Die zum Teil abgerissenen Parzelle des mutmaßlichen Täters auf dem Campingplatz in Lügde. | © picture alliance/dpa

16.04.2019 | 16.04.2019, 13:28

Lügde (dpa). Nach dem erneuten Fund von Datenträgern bei Abrissarbeiten am mutmaßlichen Tatort des Missbrauchsfalls von Lügde ermittelt die Polizei zu den Hintergründen. Insgesamt handele es sich um 11 Videokassetten, eine CD und eine Mini-CD, über deren Fund der Abrissunternehmer die Polizei am Montag informiert habe, teilte die Polizei mit. Zuvor hatten die Süddeutsche Zeitung, NDR und WDR berichtet.

"Keine strafrechtlich relevanten Inhalte"

Nach einer ersten Durchsicht enthielten die Datenträger „keine strafrechtlich relevanten Inhalte, sondern Unterhaltungssendungen", teilte die Polizei mit. Die Herkunft war zunächst unklar. Ob Unbekannte die Datenträger in dem Container abgelegt hätten, sei Gegenstand von Ermittlungen. Dass die Datenträger aus der Behausung des Hauptverdächtigen Dauercampers stammten, schlossen die Ermittler aus.

Auf dem Campingplatz in Lügde soll der 56-jährige Dauercamper mit einem Komplizen (33) über Jahre hinweg Kinder missbraucht und dabei gefilmt haben. Die beiden Verdächtigen sowie ein 48-Jähriger aus dem niedersächsischen Stade sitzen in Untersuchungshaft.

Späte Durchsuchung eines Schuppens

Die Datenträger seien „obenauf in einem Container aufgefunden worden, in dem Abrissschutt von der Parzelle des Hauptbeschuldigten zur Entsorgung abgeladen worden war", hieß es. Zudem informierte die Polizei über einen Geräteschuppen „wenige Meter von der bekannten Parzelle des Hauptbeschuldigten entfernt", der bislang „nicht Gegenstand polizeilicher Ermittlungen" gewesen sei. Es hätten keine Erkenntnisse vorgelegen, „dass dieser Schuppen dem Hauptbeschuldigten zuzuordnen ist."

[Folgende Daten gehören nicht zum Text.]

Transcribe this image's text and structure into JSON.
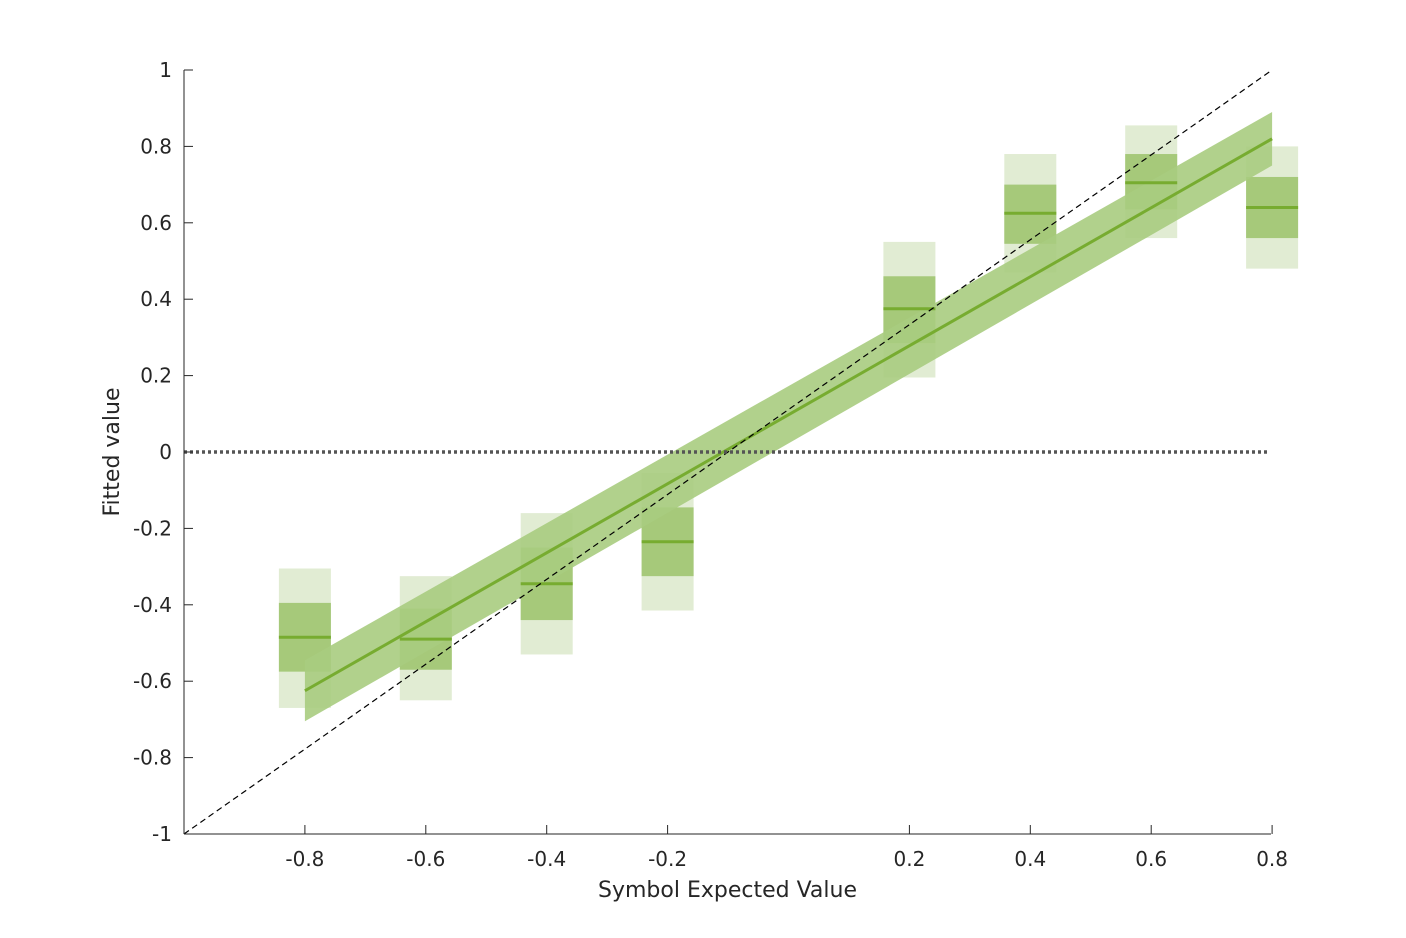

Ein eingerissener Teil der Parzelle des Hauptverdächtigen. - © Silke Burmester
Ein eingerissener Teil der Parzelle des Hauptverdächtigen. | © Silke Burmester

Dem Bericht von WDR, NDR und Süddeutscher Zeitung zufolge sagte der Campingplatzbertreiber jedoch, er habe der Polizei schon frühzeitig gesagt, dass der Schuppen Teil der Parzelle des Hauptverdächtigen sei. Die Reporter hätten am Montag bei der Polizei Bielefeld angefragt, ob der Schuppen durchsucht worden sei. Polizei und Staatsanwaltschaft hätten die Frage zunächst nicht beantwortet, am Montagabend jedoch mitgeteilt, den Schuppen durchsucht zu haben.

Erst vor wenigen Tagen hatten Arbeiter in einem Hohlraum im Holzboden des Wohnwagens des Hauptbeschuldigten 56-jährigen Dauercampers eine CD und zwei Disketten gefunden, die von der Ermittlern zuvor nicht entdeckt worden waren. Hinweise auf weitere Opfer hatten die Ermittler nach Angaben der Polizei Bielefeld vom Montag auf den Datenträgern nicht entdeckt. „Aufgrund von Beschädigungen lässt sich aktuell lediglich eine CD teilweise auslesen", hieß es in einer Mitteilung über diesen Fund.

Innenminister unter Druck

Nordrhein-Westfalens Innenminister Herbert Reul (CDU) steht wegen der pannenreichen Ermittlungen zunehmend unter Druck. Am Wochenende hatte der innenpolitische Sprecher der SPD im nordrhein-westfälischen Landtag, Hartmut Ganzke, den Rücktritt Reuls gefordert. Die innenpolitische Sprecherin der Grünen, Verena Schäffer, hatte erklärt: „Er hat die Aufklärung zu seinem Projekt gemacht - daran muss er sich messen lassen."